Beef Producers Concerned Over Pricing Inequality16 November 2012
UK - The National Beef Association (NBA) has welcomed Tesco’s announcement of ex-farm price contracts for approved finishers.
Premiums of up to 40p/kg have been welcomed for the the delivery of certified, in-specification, high provenance stock including Aberdeen Angus.
The NBA has queried how bonus payments for top ranking cattle types will be constructed - and exactly how much income individual finishers across the UK can receive for supplying such animals.
“We are pleased Tesco has set about building supply structures to capture more of the high provenance beef that an increasingly high proportion of consumers are ready to buy at top retail prices,” explained the NBA’s Northern Ireland chairman, Oisin Murnion.
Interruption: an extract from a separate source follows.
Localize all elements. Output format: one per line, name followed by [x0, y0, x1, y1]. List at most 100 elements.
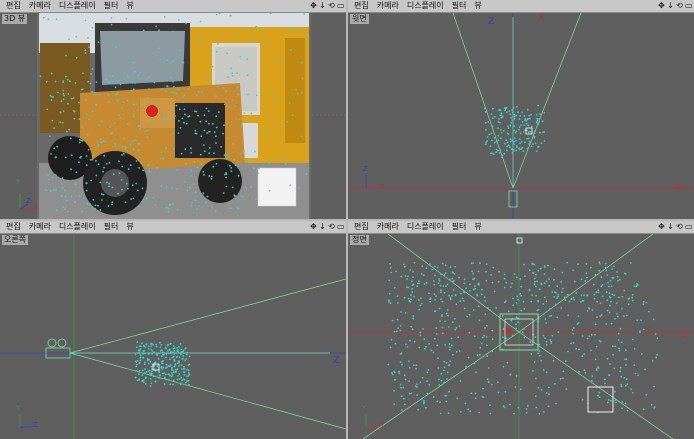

“But questions are already being raised about the base price the bonus will be built on and early indications are that actual realisation prices for contracted suppliers may vary widely at a cross-UK level.”
British feeders supplying certified Aberdeen Angus steers and heifers can expect payments to be calculated around an R4L base of 390p and that the R4L base in Scotland for most Angus cattle is 380p-384p. Concerns in Northern Ireland are growingas typical 0=3 classification Angus cattle receive a bonus of just 18p so feeders supplying 280kg-380kg carcases expect less than 340p in net terms.
This is a lift of just 18p if NI’s all-cattle bonus for supplying assured, in-spec, stock is also included. “Finishers in the Province are seriously worried that they will not be treated equally with other native breed, feeders elsewhere in the UK and that the current 44p, £160 a head, deadweight discount on our commercial cattle compared with the GB average will feature in our Angus bonus calculation too," warned Mr Murnion.
“If this proves to be the case it would be a disappointment. Farmers in Northern Ireland are especially anxious that they continue to suffer as a result of the inexplicable price discount that already exist between their cattle and similar animals produced by fellow farmers in other parts of the UK.”